Una tecnologia può cambiare l’eolico in Italia

L’Italia ha tanto mare ed esistono dei luoghi dove c’è sempre vento. L’eolico offshore va fatto a quaranta chilometri dalla costa, creando delle grandi piattaforme». Le recenti parole del ministro dell’Ambiente Gilberto Pichetto Fratin suonano come un incoraggiamento a un settore – quello dell’eolico, appunto – che chiede da anni proprio un maggiore sostegno politico nella forma di semplificazioni burocratiche, certezze nelle tempistiche autorizzative e coerenza tra gli indirizzi energetici nazionali e i pareri delle soprintendenze locali, che spesso ostacolano i progetti rinnovabili per ragioni di impatto paesaggistico.
Pichetto ha parlato di parchi eolici posizionati a quaranta chilometri dalle coste, lontani dalla vista, la cui realizzazione richiede però un «sistema produttivo» appropriato, come specificato dallo stesso ministro: «per fare l’eolico offshore è necessario attrezzare un porto, avere delle navi specifiche destinate a questo», cioè alla costruzione di «grandi piattaforme».
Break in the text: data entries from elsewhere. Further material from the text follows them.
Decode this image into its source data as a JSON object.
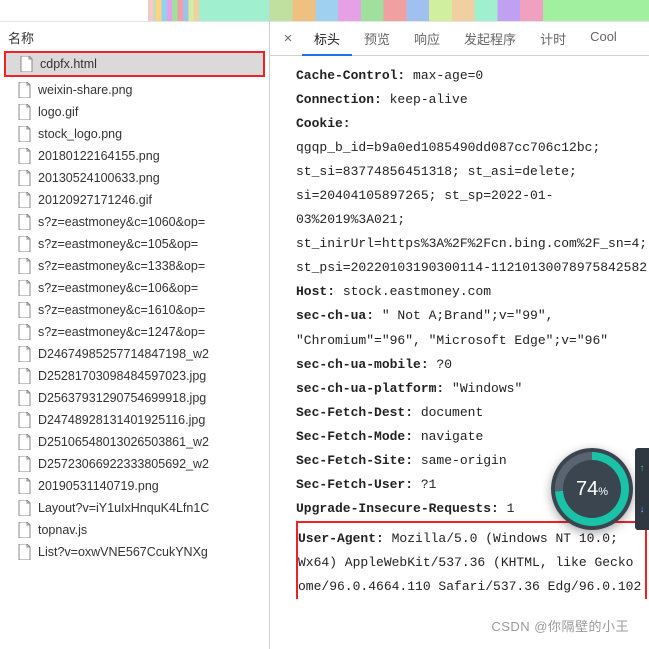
{
  "left": {
    "header": "名称",
    "files": [
      {
        "name": "cdpfx.html",
        "icon": "doc",
        "selected": true
      },
      {
        "name": "weixin-share.png",
        "icon": "doc"
      },
      {
        "name": "logo.gif",
        "icon": "doc"
      },
      {
        "name": "stock_logo.png",
        "icon": "doc"
      },
      {
        "name": "20180122164155.png",
        "icon": "doc"
      },
      {
        "name": "20130524100633.png",
        "icon": "doc"
      },
      {
        "name": "20120927171246.gif",
        "icon": "doc"
      },
      {
        "name": "s?z=eastmoney&c=1060&op=",
        "icon": "doc"
      },
      {
        "name": "s?z=eastmoney&c=105&op=",
        "icon": "doc"
      },
      {
        "name": "s?z=eastmoney&c=1338&op=",
        "icon": "doc"
      },
      {
        "name": "s?z=eastmoney&c=106&op=",
        "icon": "doc"
      },
      {
        "name": "s?z=eastmoney&c=1610&op=",
        "icon": "doc"
      },
      {
        "name": "s?z=eastmoney&c=1247&op=",
        "icon": "doc"
      },
      {
        "name": "D24674985257714847198_w2",
        "icon": "doc"
      },
      {
        "name": "D25281703098484597023.jpg",
        "icon": "doc"
      },
      {
        "name": "D25637931290754699918.jpg",
        "icon": "doc"
      },
      {
        "name": "D24748928131401925116.jpg",
        "icon": "doc"
      },
      {
        "name": "D25106548013026503861_w2",
        "icon": "doc"
      },
      {
        "name": "D25723066922333805692_w2",
        "icon": "doc"
      },
      {
        "name": "20190531140719.png",
        "icon": "doc"
      },
      {
        "name": "Layout?v=iY1uIxHnquK4Lfn1C",
        "icon": "doc"
      },
      {
        "name": "topnav.js",
        "icon": "doc"
      },
      {
        "name": "List?v=oxwVNE567CcukYNXg",
        "icon": "doc"
      }
    ]
  },
  "tabs": {
    "close_glyph": "×",
    "items": [
      {
        "label": "标头",
        "active": true
      },
      {
        "label": "预览"
      },
      {
        "label": "响应"
      },
      {
        "label": "发起程序"
      },
      {
        "label": "计时"
      },
      {
        "label": "Cool"
      }
    ]
  },
  "headers": [
    {
      "k": "Cache-Control:",
      "v": " max-age=0"
    },
    {
      "k": "Connection:",
      "v": " keep-alive"
    },
    {
      "k": "Cookie:",
      "v": " qgqp_b_id=b9a0ed1085490dd087cc706c12bc; st_si=83774856451318; st_asi=delete; si=20404105897265; st_sp=2022-01-03%2019%3A021; st_inirUrl=https%3A%2F%2Fcn.bing.com%2F_sn=4; st_psi=20220103190300114-11210130078975842582"
    },
    {
      "k": "Host:",
      "v": " stock.eastmoney.com"
    },
    {
      "k": "sec-ch-ua:",
      "v": " \" Not A;Brand\";v=\"99\", \"Chromium\"=\"96\", \"Microsoft Edge\";v=\"96\""
    },
    {
      "k": "sec-ch-ua-mobile:",
      "v": " ?0"
    },
    {
      "k": "sec-ch-ua-platform:",
      "v": " \"Windows\""
    },
    {
      "k": "Sec-Fetch-Dest:",
      "v": " document"
    },
    {
      "k": "Sec-Fetch-Mode:",
      "v": " navigate"
    },
    {
      "k": "Sec-Fetch-Site:",
      "v": " same-origin"
    },
    {
      "k": "Sec-Fetch-User:",
      "v": " ?1"
    },
    {
      "k": "Upgrade-Insecure-Requests:",
      "v": " 1"
    }
  ],
  "user_agent": {
    "k": "User-Agent:",
    "v": " Mozilla/5.0 (Windows NT 10.0; Wx64) AppleWebKit/537.36 (KHTML, like Gecko ome/96.0.4664.110 Safari/537.36 Edg/96.0.102"
  },
  "gauge": {
    "value": "74",
    "suffix": "%"
  },
  "watermark": "CSDN @你隔壁的小王"
}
L’Italia è molto indietro nell’eolico offshore. Al 2022 risultava una capacità installata di appena 30 megawatt, lontanissima dagli 8 gigawatt della Germania; l’obiettivo per il 2030, tra impianti a fondo fisso e galleggianti, è di 2,1 GW. Come ha sottolineato un recente studio di The European House – Ambrosetti, nel PNIEC (il Piano nazionale integrato energia e clima) è previsto che i parchi eolici in mare contribuiscano solo per il 2 per cento al target di potenza rinnovabile installata al 2030.
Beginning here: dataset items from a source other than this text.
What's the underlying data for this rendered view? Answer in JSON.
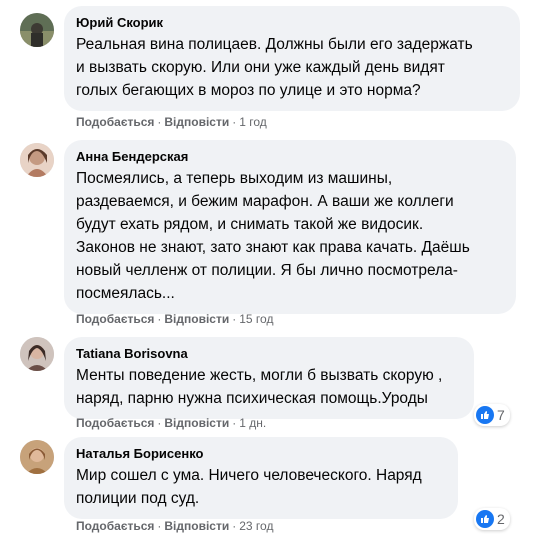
{
  "comments": [
    {
      "author": "Юрий Скорик",
      "lines": [
        "Реальная вина полицаев. Должны были его задержать",
        "и вызвать скорую. Или они уже каждый день видят",
        "голых бегающих в мороз по улице и это норма?"
      ],
      "like": "Подобається",
      "reply": "Відповісти",
      "time": "1 год",
      "reaction_count": ""
    },
    {
      "author": "Анна Бендерская",
      "lines": [
        "Посмеялись, а теперь выходим из машины,",
        "раздеваемся, и бежим марафон. А ваши же коллеги",
        "будут ехать рядом, и снимать такой же видосик.",
        "Законов не знают, зато знают как права качать. Даёшь",
        "новый челленж от полиции. Я бы лично посмотрела-",
        "посмеялась..."
      ],
      "like": "Подобається",
      "reply": "Відповісти",
      "time": "15 год",
      "reaction_count": ""
    },
    {
      "author": "Tatiana Borisovna",
      "lines": [
        "Менты поведение жесть, могли б вызвать скорую ,",
        "наряд, парню нужна психическая помощь.Уроды"
      ],
      "like": "Подобається",
      "reply": "Відповісти",
      "time": "1 дн.",
      "reaction_count": "7"
    },
    {
      "author": "Наталья Борисенко",
      "lines": [
        "Мир сошел с ума. Ничего человеческого. Наряд",
        "полиции под суд."
      ],
      "like": "Подобається",
      "reply": "Відповісти",
      "time": "23 год",
      "reaction_count": "2"
    }
  ],
  "colors": {
    "bubble": "#f0f2f5",
    "meta": "#65676b",
    "like_blue": "#1877f2"
  }
}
L’eolico offshore ha costi e complessità maggiori di quello sulla terraferma (detto onshore), ma offre anche tre vantaggi notevoli. Innanzitutto, permette di sfruttare un potenziale ventoso più elevato e generalmente più stabile. Permette di installare turbine più grandi e potenti, che generano più energia. E permette, infine, di fare tutto questo contenendo l’impatto visivo.
«L’Italia ha tanto mare», ha ricordato il ministro Pichetto, eppure sull’eolico offshore siamo decisamente in ritardo. Ciò è dovuto non solo ai lunghi tempi per le autorizzazioni e alle difficoltà tecnico-infrastrutturali per la connessione degli impianti alla rete elettrica. Ci sono anche delle ragioni di possibile interferenza delle turbine con le aree naturali protette e con le rotte di navigazione. E ci sono una serie di vincoli metereologici e geologici.